In terms of team allegiance, my Superhero has followed his Grandad’s lead and is now an avid AFC Bournemouth fan. We started our active support by witnessing a 0-5 defeat against Spurs on Boxing Day. However, this disappointment had some positive upsides. London life and large events can sometimes feel anonymous, but as part of a 2,000 contingent to the 60k or so Spurs fans at Wembley, we all enjoyed a real sense of shared allegiance and community. There was then a noticeable change in our Superhero’s approach to losing after he saw his team go 5-0 down. At home, board games sometimes need engineering due to the risk of a meltdown or tantrum if the score goes the wrong way. However, if my Superhero’s team can lose graciously, then sometimes losing can now be acceptable for him too. As a result, there have been noticeably less occasions where we have needed to crawl about behind the sofas to rescue monopoly counters in the aftermath of my Superhero’s fury at landing on an opponent’s property.
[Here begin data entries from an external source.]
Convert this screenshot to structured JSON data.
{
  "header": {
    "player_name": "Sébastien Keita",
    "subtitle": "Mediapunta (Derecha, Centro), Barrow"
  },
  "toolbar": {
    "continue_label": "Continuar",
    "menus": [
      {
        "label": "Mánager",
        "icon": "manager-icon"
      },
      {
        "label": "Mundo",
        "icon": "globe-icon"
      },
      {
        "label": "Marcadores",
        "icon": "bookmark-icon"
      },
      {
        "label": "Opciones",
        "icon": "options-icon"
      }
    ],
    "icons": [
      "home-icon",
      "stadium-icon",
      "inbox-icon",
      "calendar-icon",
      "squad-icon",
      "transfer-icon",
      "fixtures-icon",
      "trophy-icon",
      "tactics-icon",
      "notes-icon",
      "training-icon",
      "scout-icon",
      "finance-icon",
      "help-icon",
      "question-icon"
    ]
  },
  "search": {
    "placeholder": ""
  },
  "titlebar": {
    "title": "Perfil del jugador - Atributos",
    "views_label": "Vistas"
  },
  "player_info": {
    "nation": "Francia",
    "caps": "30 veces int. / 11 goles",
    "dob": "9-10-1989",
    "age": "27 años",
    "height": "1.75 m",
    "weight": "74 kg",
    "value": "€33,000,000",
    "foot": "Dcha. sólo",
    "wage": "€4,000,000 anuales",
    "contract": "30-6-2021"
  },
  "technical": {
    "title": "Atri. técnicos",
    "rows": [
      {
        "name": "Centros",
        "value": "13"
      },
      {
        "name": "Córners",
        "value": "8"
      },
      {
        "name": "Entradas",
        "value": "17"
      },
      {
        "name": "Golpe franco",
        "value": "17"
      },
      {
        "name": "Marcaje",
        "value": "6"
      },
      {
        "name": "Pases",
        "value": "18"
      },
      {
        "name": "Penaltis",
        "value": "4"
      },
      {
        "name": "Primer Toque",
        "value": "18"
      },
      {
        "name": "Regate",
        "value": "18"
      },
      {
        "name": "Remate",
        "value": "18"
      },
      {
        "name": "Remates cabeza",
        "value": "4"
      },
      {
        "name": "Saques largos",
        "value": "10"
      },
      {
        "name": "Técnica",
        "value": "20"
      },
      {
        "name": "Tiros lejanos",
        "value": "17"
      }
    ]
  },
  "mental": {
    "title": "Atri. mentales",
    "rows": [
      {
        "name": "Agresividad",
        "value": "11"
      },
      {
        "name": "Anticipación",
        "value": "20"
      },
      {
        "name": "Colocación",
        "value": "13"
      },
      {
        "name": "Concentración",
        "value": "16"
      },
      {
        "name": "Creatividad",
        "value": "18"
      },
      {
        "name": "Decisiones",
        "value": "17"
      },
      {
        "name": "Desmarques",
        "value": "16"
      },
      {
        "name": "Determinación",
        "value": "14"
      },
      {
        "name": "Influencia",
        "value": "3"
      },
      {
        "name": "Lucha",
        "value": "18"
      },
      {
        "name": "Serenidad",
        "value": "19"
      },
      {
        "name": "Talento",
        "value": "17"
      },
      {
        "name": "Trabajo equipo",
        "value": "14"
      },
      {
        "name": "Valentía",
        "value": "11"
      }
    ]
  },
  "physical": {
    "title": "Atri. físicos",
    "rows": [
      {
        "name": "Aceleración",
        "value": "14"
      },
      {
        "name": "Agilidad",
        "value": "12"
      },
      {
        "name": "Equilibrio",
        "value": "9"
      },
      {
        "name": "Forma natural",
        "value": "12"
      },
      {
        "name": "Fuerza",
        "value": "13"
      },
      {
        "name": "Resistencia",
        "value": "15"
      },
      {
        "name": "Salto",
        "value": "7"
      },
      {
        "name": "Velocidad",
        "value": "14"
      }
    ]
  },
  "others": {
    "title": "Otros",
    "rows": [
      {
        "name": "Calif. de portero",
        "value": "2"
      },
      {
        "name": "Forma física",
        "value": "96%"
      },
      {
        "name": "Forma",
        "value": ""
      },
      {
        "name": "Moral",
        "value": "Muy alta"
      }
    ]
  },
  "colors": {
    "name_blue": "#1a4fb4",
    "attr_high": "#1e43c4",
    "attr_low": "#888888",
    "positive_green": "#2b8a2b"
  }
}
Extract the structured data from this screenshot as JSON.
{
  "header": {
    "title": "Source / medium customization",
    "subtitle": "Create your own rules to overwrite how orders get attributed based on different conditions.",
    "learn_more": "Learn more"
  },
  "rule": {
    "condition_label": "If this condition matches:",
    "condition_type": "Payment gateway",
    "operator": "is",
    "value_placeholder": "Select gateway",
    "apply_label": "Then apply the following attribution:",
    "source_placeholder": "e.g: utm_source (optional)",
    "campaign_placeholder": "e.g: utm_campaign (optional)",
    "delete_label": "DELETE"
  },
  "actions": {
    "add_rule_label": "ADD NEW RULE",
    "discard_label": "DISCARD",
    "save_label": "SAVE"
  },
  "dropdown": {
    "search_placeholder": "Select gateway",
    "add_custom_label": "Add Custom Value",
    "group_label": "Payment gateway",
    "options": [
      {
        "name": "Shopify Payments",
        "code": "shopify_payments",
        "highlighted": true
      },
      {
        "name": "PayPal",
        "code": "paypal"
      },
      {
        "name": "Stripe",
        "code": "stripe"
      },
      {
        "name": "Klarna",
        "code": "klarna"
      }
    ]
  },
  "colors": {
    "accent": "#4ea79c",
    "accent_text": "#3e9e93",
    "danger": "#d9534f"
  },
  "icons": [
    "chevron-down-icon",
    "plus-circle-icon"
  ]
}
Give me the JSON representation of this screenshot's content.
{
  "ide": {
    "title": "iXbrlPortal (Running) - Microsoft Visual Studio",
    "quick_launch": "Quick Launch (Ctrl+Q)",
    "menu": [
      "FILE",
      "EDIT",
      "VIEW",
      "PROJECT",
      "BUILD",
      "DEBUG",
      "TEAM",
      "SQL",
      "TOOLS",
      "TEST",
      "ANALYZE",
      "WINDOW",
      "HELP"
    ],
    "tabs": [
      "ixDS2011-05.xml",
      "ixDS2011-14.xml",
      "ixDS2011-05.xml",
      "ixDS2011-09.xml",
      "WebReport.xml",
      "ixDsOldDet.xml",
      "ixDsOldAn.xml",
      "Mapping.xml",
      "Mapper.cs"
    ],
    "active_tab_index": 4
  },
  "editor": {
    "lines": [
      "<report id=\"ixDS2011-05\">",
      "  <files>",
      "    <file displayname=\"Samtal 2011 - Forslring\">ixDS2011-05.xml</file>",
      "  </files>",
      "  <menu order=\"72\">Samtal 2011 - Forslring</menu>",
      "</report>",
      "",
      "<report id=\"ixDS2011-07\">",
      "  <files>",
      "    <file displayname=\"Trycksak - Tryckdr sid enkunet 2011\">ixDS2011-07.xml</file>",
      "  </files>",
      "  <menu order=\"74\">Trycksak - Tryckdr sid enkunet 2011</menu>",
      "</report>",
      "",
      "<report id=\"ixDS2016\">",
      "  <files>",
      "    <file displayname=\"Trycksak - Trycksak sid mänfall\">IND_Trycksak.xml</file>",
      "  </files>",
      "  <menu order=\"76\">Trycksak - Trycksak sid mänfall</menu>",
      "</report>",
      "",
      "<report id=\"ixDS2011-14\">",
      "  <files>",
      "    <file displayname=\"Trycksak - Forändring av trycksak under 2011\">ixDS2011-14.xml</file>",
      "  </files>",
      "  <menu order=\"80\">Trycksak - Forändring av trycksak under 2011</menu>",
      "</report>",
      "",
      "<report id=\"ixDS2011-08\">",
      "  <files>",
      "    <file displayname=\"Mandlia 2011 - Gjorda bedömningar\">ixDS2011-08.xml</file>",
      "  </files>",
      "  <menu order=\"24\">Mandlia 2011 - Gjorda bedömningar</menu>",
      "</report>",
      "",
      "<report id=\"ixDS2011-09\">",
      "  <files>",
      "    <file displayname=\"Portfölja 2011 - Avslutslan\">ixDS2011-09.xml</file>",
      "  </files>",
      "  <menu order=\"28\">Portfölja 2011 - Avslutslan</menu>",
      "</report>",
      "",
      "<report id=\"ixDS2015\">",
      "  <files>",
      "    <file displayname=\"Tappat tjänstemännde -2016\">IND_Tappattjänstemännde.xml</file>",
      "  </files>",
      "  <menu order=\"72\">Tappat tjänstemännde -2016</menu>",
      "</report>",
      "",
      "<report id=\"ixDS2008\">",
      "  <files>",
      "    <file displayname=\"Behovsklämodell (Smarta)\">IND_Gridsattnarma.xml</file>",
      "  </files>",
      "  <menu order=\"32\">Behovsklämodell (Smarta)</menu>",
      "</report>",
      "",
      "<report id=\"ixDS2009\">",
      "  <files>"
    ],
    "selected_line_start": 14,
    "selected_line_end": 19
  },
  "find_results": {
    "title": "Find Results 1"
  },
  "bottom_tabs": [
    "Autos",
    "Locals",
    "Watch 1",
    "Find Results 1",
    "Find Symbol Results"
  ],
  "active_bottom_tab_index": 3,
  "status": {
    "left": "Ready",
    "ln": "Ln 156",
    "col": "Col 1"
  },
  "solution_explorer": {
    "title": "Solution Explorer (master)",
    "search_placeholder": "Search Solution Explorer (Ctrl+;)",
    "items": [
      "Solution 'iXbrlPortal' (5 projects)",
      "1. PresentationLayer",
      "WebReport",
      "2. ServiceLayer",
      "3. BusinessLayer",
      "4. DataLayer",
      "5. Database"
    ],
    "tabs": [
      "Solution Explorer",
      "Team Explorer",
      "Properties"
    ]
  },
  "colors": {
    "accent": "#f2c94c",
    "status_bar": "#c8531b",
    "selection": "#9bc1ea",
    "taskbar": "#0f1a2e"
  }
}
Shortly after our experience with Spurs, we won tickets in the ballot to the Bournemouth fixture against Chelsea. We prepared for another blood bath, but were thrilled by a 4-0 victory which left us on a high for at least a day afterwards. It was quite a lesson to my Superhero that life is not always predictable, upsets and surprises can happen, and it is fine for things to have unexpected outcomes.

Finally, I hadn’t quite appreciated the extent to which footballers are role models. At the Chelsea match there was a silence in memory of Sala, with the teams linking together. This act surprised my Superhero, but helped him see that despite different allegiances, it is possible to come together for a bigger cause. Regardless of playground banter, he realised that just because someone supports a different team or has a different view doesn’t mean that it is a bad thing. We also appreciated AFC Bournemouth’s community outreach. Their first team visited my Grandmother’s care home, leaving behind lots of supporter paraphernalia. On our next visit to see her, the staff gave my delighted Superhero an AFC Bournemouth branded alarm clock. Sadly, my Grandmother died at Christmas. However, having an AFC Bournemouth alarm clock from her former care home next to his bed is one of the things that seems to have helped my Superhero process his loss in a 6-year-old appropriate way.

As a working parent I have found it can be easy to encourage my tots to pursue interests with which I am familiar, or which fit comfortably within my schedule. However, I’ve been thrilled to see the valuable life lessons my Superhero has encountered through football, and I’ve been pleased to realise that I’ve been learning and benefiting in lots of different ways too.

Caroline is the proud mum of a 7 year old Disney Princess and a 5 year old Superhero. She is also a senior associate in the pensions team at a magic circle law firm where she tries to balances work and family life by mixing office and home-based working for four days over five days each week.